Border Force officials told to stop locking up EU citizens

It has transpired that UK ministers have told border force officials to stop locking up EU citizens in detention centres.

The Home Office has issued new guidance to its border force after criticism over ‘disproportionate’ and ‘heavy-handed’ decisions to place EU nationals, who have not got the correct paperwork for entry into the UK, into immigration removal centres for days.

It has advised border force officials, that where appropriate, they should grant EU nationals immigration bail instead.  This would mean that passengers who are refused entry to the UK but cannot get an immediate flight home because of Covid travel restrictions will be permitted entry on bail conditions.

“While international travel is disrupted due to the pandemic, we have updated our guidance to clarify that overseas nationals, including EU citizens, who have been refused entry to the UK and are awaiting removal, should be granted immigration bail, where appropriate”, said a Home Office spokesperson.

“Now that freedom of movement has ended, people from across the EU can continue to visit the UK, but those coming to work or study must meet our entry requirements and we urge them to check before travelling”.

The Home Office came under pressure to act following a succession of stories of EU citizens including Italians, Spaniards and Bulgarians finding themselves in detention centres around Heathrow and Gatwick, surrounded by barbed wire and terrified.

One such case concerned an Italian woman who was coming to the UK to improve her English on a short-stay visit to her uncle, an NHS consultant in London and told how she was sent to what she thought was a prison at Colnbrook detention centre near Heathrow.  She was expelled from the UK before her uncle was able to advocate on her behalf.

Colin Yeo, the immigration barrister, said the new government guidance was “welcome as a short-term fix for the Home Office to stop automatically detaining people in the detention centres instead of putting them on planes”.  But he said it was not a long-term solution to the fact many in the EU do not know about the new rules because they are not obsessed with Brexit.

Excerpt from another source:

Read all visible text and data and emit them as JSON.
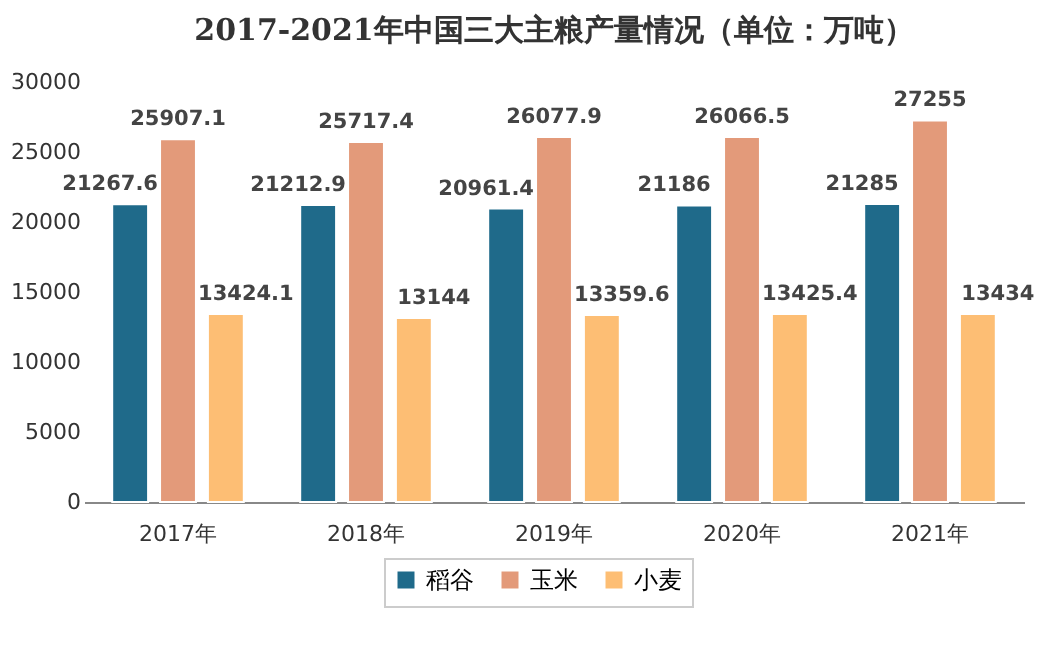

Head of policy at the campaign group the 3million, Luke Piper said it was a “carve-out solution that did not address the arbitrary decision-making of unnecessarily detaining people coming to this country”, which he said was a historical problem that “can’t be resolved by removing one group from its impact”.

Alberto Costo, the Conservative MP, who has campaigned for EU citizens’ rights, said it “greatly welcomed that the Home Office has urgently updated its guidance to ensure that overseas nationals, including EEA nationals, who have entered the UK under a mistaken belief that they are entitled, are to be granted immigration bail, where appropriate, rather than removal to a detention centre”.

The Home Office said detention was still an option for border forces but only in “some cases, including to keep the public safe”.  It added that “where possible a removal will take place imminently and the individual will remain at the airport until the flight”.